The feelings in Pasteur’s heart burst forth in these terms: “Gentlemen, I am profoundly moved by the honour done to me by the town of Dôle; but allow me, while expressing my gratitude, to protest against this excess of praise. By according to me a homage rendered usually but to the illustrious dead, you anticipate too much the judgment of posterity. Will it ratify your decision? and should not you, Mr. Mayor, have prudently warned the Municipal Council against such a hasty resolution?
“But after protesting, gentlemen, against the brilliant testimony of an admiration which is more than I deserve, let me tell you that I am touched, moved to the bottom of my soul. Your sympathy has joined on that memorial plate the two great things which have been the passion and the delight of my life: the love of Science and the cult of the home.
“Oh! my father, my mother, dear departed ones, who lived so humbly in this little house, it is to you that I owe everything. Thy enthusiasm, my brave-hearted mother, thou hast instilled it into me. If I have always associated the greatness of Science with the greatness of France, it is because I was impregnated with the feelings that thou hadst inspired. And thou, dearest father, whose life was as hard as thy hard trade, thou hast shown to me what patience and protracted effort can accomplish. It is to thee that I owe perseverance in daily work. Not only hadst thou the qualities which go to make a useful life, but also admiration for great men and great things. To look upwards, learn to the utmost, to seek to rise ever higher, such was thy teaching. I can see thee now, after a hard day’s work, reading in the evening some story of the battles in the glorious epoch of which thou wast a witness. Whilst teaching me to read, thy care was that I should learn the greatness of France.
“Be ye blessed, my dear parents, for what ye have been, and may the homage done to-day to your little house be yours!
“I thank you, gentlemen, for the opportunity of saying aloud what I have thought for sixty years. I thank you for this fête and for your welcome, and I thank the town of Dôle, which loses sight of none of her children, and which has kept such a remembrance of me.”
“Nothing is more exquisite,” wrote Bouley to Pasteur, “than those feelings of a noble heart, giving credit to the parents’ influence for all the glory with which their son has covered their name. All your friends recognized you, and you appeared under quite a new light to those who may have misjudged your heart by knowing of you only the somewhat bitter words of some of your Academy speeches, when the love of truth has sometimes made you forgetful of gentleness.”
It might have seemed that after so much homage, especially when offered in such a delicate way as on this last occasion, Pasteur had indeed reached a pinnacle of fame. His ambition however was not satisfied. Was it then boundless, in spite of the modesty which drew all hearts towards him? What more did he wish? Two great things: to complete his studies on hydrophobia and to establish the position of his collaborators—whose name he ever associated with his work—as his acknowledged successors.
A few cases of cholera had occurred at Damietta in the month of June. The English declared that it was but endemic cholera, and opposed the quarantines.
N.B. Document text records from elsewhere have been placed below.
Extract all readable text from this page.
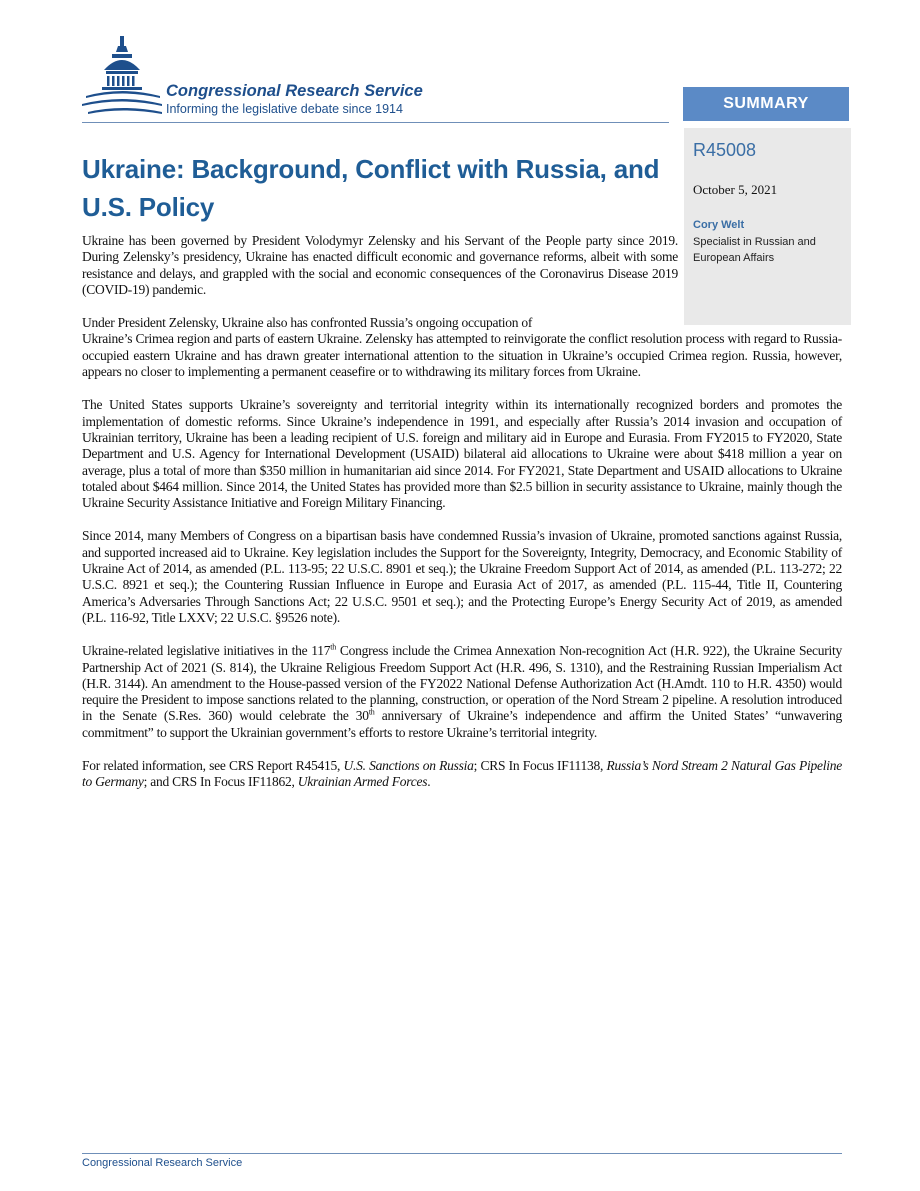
Congressional Research Service
Informing the legislative debate since 1914	SUMMARY
R45008
October 5, 2021
Cory Welt
Specialist in Russian and European Affairs
Ukraine: Background, Conflict with Russia, and U.S. Policy

Ukraine has been governed by President Volodymyr Zelensky and his Servant of the People party since 2019. During Zelensky’s presidency, Ukraine has enacted difficult economic and governance reforms, albeit with some resistance and delays, and grappled with the social and economic consequences of the Coronavirus Disease 2019 (COVID-19) pandemic.

Under President Zelensky, Ukraine also has confronted Russia’s ongoing occupation of
Ukraine’s Crimea region and parts of eastern Ukraine. Zelensky has attempted to reinvigorate the conflict resolution process with regard to Russia-occupied eastern Ukraine and has drawn greater international attention to the situation in Ukraine’s occupied Crimea region. Russia, however, appears no closer to implementing a permanent ceasefire or to withdrawing its military forces from Ukraine.

The United States supports Ukraine’s sovereignty and territorial integrity within its internationally recognized borders and promotes the implementation of domestic reforms. Since Ukraine’s independence in 1991, and especially after Russia’s 2014 invasion and occupation of Ukrainian territory, Ukraine has been a leading recipient of U.S. foreign and military aid in Europe and Eurasia. From FY2015 to FY2020, State Department and U.S. Agency for International Development (USAID) bilateral aid allocations to Ukraine were about $418 million a year on average, plus a total of more than $350 million in humanitarian aid since 2014. For FY2021, State Department and USAID allocations to Ukraine totaled about $464 million. Since 2014, the United States has provided more than $2.5 billion in security assistance to Ukraine, mainly though the Ukraine Security Assistance Initiative and Foreign Military Financing.

Since 2014, many Members of Congress on a bipartisan basis have condemned Russia’s invasion of Ukraine, promoted sanctions against Russia, and supported increased aid to Ukraine. Key legislation includes the Support for the Sovereignty, Integrity, Democracy, and Economic Stability of Ukraine Act of 2014, as amended (P.L. 113-95; 22 U.S.C. 8901 et seq.); the Ukraine Freedom Support Act of 2014, as amended (P.L. 113-272; 22 U.S.C. 8921 et seq.); the Countering Russian Influence in Europe and Eurasia Act of 2017, as amended (P.L. 115-44, Title II, Countering America’s Adversaries Through Sanctions Act; 22 U.S.C. 9501 et seq.); and the Protecting Europe’s Energy Security Act of 2019, as amended (P.L. 116-92, Title LXXV; 22 U.S.C. §9526 note).

Ukraine-related legislative initiatives in the 117th Congress include the Crimea Annexation Non-recognition Act (H.R. 922), the Ukraine Security Partnership Act of 2021 (S. 814), the Ukraine Religious Freedom Support Act (H.R. 496, S. 1310), and the Restraining Russian Imperialism Act (H.R. 3144). An amendment to the House-passed version of the FY2022 National Defense Authorization Act (H.Amdt. 110 to H.R. 4350) would require the President to impose sanctions related to the planning, construction, or operation of the Nord Stream 2 pipeline. A resolution introduced in the Senate (S.Res. 360) would celebrate the 30th anniversary of Ukraine’s independence and affirm the United States’ “unwavering commitment” to support the Ukrainian government’s efforts to restore Ukraine’s territorial integrity.

For related information, see CRS Report R45415, U.S. Sanctions on Russia; CRS In Focus IF11138, Russia’s Nord Stream 2 Natural Gas Pipeline to Germany; and CRS In Focus IF11862, Ukrainian Armed Forces.

Congressional Research Service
They had with them the majority of the Alexandria Sanitary Council, and could easily prevent sanitary measures from being taken. If the English, voluntarily closing their eyes to the dangers of the epidemic, had wished to furnish a new proof of the importation of cholera, they could not have succeeded better. The cholera spread, and by July 14 it had reached Cairo. Between the 14th and 22nd there were five hundred deaths per day.
Alexandria was threatened. Pasteur, before leaving Paris for Arbois, submitted to the Consulting Committee of Public Hygiene the idea of a French Scientific Mission to Alexandria. “Since the last epidemic in 1865,” he said, “science has made great progress on the subject of transmissible diseases. Every one of those diseases which has been subjected to a thorough study has been found by biologists to be produced by a microscopic being developing within the body of man or of animals, and causing therein ravages which are generally mortal. All the symptoms of the disease, all the causes of death depend directly upon the physiological properties of the microbe.... What is wanted at this moment to satisfy the preoccupations of science is to inquire into the primary cause of the scourge. Now the present state of knowledge demands that attention should be drawn to the possible existence within the blood, or within some organ, of a micro-organism whose nature and properties would account in all probability for all the peculiarities of cholera, both as to the morbid symptoms and the mode of its propagation. The proved existence of such a microbe would soon take precedence over the whole question of the measures to be taken to arrest the evil in its course, and might perhaps suggest new methods of treatment.”